Tezzu came in, his immense mouth full of faggots, which he dropped beside her. Then he touched her elbow with his nose. She turned and patted his head. “Good boy. Bring more.”

Obediently the beast turned and trotted out into the moonlight.

By the time the steaks were broiled, Tezzu had brought in a considerable quantity of wood. After removing her broiler, Thaine threw more fuel on the coals. From the vessel into which she had put the red berries she now filled two cubical golden cups with a steaming pink liquid. Then, using a wide leaf for a platter, she piled it high with the grilled steaks, set two other bits of leaf on the floor for plates. “Come, Sheb. The banquet is ready for the victors.” Thorne sat opposite her and took the steaming cup from her hand. He had guessed that the beverage it contained was pulcho, and a sip confirmed this. Then came the realization that the time had arrived for him to simulate a liking for his “favorite dish.”

“It is a banquet fit for a mighty conqueror,” he said, reaching for one of the grilled steaks. He bit out a portion and instantly recognized the flavor. It was the same as that of the broiled food which had been served him for his first breakfast on Mars.

He had noted a swift, curious glance on the part of Thaine, when she had seen him take up his steak in his hand. Now he saw that she used her dagger as a fork to convey a slice to her leaf-plate, and that she cut off a small piece which she raised to her mouth with her fingers.

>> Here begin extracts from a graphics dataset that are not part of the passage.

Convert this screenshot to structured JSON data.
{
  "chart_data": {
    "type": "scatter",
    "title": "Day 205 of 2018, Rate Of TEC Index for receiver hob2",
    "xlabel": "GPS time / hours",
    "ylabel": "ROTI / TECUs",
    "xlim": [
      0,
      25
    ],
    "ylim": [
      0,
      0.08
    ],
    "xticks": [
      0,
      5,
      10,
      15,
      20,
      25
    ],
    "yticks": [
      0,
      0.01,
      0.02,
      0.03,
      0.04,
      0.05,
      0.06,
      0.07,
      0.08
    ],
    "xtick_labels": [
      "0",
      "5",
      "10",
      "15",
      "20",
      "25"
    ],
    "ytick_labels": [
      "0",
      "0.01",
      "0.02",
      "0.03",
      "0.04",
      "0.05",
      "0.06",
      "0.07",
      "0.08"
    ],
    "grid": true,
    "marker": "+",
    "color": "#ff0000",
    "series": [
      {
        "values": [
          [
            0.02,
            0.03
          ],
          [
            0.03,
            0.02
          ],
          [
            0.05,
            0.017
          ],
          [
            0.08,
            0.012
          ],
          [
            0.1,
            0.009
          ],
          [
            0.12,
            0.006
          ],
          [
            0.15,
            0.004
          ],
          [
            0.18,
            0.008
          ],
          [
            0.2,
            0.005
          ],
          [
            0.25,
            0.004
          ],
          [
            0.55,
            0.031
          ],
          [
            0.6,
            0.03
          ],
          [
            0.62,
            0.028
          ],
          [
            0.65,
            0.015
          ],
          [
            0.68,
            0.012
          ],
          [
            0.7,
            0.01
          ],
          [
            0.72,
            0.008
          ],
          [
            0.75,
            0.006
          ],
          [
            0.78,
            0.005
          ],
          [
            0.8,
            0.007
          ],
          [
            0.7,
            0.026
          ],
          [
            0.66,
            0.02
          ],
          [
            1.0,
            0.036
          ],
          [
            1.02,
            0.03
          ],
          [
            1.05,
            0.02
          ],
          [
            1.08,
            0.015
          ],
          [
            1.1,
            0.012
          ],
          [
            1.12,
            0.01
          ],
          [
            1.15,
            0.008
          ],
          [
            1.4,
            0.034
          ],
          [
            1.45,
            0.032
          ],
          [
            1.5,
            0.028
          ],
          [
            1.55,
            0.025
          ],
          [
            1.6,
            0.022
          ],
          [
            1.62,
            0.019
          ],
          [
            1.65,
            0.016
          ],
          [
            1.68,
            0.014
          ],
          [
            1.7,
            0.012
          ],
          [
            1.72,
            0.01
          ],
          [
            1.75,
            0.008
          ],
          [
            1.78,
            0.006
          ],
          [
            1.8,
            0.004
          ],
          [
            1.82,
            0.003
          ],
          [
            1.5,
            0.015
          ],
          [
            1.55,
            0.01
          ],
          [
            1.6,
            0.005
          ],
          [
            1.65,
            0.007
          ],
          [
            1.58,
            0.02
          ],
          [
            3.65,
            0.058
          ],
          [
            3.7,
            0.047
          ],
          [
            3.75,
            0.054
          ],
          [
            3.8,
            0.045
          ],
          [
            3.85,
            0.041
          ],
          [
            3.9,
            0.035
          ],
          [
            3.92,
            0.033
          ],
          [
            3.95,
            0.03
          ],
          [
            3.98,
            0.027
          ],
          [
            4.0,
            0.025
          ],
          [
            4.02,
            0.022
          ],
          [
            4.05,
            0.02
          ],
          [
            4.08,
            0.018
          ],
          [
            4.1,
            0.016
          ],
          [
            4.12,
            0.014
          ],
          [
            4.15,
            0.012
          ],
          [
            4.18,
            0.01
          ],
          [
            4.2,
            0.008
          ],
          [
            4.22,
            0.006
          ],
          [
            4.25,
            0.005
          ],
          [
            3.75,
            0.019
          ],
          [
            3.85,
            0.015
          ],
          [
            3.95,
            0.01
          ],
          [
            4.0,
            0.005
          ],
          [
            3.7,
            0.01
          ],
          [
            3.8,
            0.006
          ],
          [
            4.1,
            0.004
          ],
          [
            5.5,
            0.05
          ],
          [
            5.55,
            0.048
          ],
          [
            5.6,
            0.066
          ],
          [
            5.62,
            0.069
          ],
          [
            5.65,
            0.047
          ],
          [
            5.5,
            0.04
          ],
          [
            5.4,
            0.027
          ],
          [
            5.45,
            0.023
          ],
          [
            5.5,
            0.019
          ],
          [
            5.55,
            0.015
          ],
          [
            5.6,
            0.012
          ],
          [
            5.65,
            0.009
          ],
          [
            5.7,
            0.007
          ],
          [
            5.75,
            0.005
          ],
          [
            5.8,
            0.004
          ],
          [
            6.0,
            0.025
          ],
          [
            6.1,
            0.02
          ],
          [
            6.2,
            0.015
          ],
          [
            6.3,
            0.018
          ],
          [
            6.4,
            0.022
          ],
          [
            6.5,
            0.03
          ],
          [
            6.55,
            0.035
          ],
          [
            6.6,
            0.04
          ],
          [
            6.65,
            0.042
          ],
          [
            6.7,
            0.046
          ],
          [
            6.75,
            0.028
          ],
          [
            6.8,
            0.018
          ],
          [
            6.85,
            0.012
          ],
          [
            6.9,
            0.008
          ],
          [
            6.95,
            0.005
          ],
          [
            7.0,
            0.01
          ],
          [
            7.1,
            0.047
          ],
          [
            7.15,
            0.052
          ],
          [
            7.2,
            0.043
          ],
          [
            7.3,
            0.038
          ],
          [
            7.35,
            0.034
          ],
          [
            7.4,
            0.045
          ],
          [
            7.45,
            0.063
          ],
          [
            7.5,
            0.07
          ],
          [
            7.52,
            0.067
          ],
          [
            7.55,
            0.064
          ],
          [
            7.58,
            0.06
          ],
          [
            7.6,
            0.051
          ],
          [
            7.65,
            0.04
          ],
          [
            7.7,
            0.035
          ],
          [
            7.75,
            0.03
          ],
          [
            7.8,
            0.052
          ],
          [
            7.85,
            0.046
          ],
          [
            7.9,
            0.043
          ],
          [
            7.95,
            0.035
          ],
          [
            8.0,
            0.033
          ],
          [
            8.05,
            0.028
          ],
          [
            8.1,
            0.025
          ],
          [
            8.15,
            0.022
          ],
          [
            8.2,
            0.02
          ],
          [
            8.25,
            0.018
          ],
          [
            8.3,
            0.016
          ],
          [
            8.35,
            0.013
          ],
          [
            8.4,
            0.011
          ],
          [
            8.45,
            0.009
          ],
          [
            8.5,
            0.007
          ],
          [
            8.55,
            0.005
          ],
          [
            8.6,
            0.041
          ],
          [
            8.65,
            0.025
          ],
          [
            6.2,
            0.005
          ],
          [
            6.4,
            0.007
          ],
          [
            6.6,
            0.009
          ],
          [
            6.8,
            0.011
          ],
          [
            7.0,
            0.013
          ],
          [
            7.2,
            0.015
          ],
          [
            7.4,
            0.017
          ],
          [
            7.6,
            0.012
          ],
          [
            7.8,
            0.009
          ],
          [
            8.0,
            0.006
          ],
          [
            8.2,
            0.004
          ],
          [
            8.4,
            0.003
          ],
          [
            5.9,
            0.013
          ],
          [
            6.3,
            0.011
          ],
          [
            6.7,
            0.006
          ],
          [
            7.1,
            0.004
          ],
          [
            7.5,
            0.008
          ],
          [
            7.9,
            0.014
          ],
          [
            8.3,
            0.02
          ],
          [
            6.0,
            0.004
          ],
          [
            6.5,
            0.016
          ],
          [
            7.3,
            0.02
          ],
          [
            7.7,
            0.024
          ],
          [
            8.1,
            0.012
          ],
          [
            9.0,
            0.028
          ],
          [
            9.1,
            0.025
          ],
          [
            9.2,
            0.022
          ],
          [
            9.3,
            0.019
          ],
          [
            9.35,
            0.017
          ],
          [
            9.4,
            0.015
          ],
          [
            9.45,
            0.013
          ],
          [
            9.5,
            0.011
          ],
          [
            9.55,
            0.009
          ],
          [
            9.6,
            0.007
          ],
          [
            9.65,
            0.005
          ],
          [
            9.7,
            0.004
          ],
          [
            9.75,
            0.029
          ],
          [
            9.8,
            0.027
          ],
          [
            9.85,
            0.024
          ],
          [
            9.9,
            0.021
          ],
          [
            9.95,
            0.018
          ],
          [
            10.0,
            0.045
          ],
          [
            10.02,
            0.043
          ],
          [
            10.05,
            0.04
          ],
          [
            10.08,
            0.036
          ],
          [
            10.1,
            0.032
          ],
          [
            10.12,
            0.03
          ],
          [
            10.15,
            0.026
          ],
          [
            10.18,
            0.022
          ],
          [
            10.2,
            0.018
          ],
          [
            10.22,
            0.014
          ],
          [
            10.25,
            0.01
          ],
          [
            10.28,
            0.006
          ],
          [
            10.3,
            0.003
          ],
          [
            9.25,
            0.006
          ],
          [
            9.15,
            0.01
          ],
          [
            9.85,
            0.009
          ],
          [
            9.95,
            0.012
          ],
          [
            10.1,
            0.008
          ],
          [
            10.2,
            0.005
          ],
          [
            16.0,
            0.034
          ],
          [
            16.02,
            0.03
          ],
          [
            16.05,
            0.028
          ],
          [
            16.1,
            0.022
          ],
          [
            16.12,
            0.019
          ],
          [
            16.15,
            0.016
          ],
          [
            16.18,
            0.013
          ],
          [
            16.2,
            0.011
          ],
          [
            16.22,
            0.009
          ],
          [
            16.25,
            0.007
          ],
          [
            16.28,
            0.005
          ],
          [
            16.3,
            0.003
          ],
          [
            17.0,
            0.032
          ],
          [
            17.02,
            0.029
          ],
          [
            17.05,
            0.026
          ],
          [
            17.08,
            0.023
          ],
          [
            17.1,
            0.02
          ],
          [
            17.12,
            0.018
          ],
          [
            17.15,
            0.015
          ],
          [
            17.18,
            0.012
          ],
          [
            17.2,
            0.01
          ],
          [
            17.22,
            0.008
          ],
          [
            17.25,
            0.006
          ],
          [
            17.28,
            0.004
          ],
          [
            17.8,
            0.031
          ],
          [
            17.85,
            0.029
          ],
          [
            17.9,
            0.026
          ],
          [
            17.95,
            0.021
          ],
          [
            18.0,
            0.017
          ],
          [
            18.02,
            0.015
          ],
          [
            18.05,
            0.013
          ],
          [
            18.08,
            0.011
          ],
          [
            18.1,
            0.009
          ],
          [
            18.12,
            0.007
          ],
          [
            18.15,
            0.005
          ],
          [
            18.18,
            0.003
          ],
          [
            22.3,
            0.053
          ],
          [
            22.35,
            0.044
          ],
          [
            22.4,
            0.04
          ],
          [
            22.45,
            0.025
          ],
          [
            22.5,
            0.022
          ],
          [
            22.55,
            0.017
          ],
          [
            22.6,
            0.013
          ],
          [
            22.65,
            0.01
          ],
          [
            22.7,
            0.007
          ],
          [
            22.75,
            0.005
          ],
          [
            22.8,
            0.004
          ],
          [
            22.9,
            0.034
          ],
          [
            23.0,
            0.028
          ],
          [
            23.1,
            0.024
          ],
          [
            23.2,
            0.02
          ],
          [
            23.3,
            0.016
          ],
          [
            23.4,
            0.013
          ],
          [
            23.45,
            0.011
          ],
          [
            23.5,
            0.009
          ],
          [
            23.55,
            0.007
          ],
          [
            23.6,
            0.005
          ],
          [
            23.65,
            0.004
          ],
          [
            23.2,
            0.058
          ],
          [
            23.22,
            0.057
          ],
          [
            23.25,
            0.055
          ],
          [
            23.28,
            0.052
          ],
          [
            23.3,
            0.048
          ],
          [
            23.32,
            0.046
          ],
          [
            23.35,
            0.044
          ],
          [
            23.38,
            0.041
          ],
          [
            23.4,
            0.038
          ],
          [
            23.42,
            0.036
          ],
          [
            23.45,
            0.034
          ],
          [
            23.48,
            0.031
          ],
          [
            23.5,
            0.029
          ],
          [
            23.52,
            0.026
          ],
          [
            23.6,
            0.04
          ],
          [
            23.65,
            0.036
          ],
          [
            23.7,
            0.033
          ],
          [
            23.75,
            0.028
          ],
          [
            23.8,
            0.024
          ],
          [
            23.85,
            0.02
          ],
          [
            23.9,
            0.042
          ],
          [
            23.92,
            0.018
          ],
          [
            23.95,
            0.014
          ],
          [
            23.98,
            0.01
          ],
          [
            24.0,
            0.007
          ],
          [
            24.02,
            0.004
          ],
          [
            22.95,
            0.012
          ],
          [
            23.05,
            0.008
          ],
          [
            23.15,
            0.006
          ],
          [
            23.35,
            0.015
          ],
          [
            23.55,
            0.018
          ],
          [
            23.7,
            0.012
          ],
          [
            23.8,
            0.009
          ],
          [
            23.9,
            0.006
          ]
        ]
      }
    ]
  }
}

Obviously he had made a Martian social error.

Suddenly the girl leaned forward. “Just who are you, masquerading as Sheb Takkor?”

For a moment Thorne was speechless with surprise. Then he replied, “Ever since I met you I have been wanting to tell you, but the consideration of a duty restrained me.”

“A duty?”

“Yes. To friends who helped me.”

“And now, am I not—another friend who has helped you?”

“Decidedly! Yet, I wonder if you will believe me. I can scarcely believe myself, that I am here.”

“Don’t be too sure that I would not believe. I know. You are—Hahr Ree Thorne, and you were born on the planet, Dhu Gong, which you call Earth.”

“How did you know that?”

“Borgen told me what he was going to do,” she replied. “I did not believe it possible, but now I know. You are so different. And you do not understand some of our Martian customs.”

“For instance, my manner of eating? Pray tell me where I erred.”

“Having a dagger, you would have waited for me to take the first morsel,” she said. “Lacking it, you would wait for me to hand you mine, then use it as I used it.”

“ I have been a boor.”

“Not at all. One cannot be expected to know the customs of a new world without some instruction.” When both had eaten all they wanted, the remainder was tossed to the waiting dalf. Then the girl rose, closed and bolted the door, and selecting two large furs from a pile against the wall, gave one to the Earthman and spread the other on the floor before the fire.

“It is time for sleep,” she said. Then, without another word, she lay down on the fur and drawing its folds about her, closed her eyes.

As he spread his fur and rolled himself therein, he again mentally compared his former fiancée to the girl who slept calmly there beside him, and the comparison was overwhelmingly favorable to Thaine.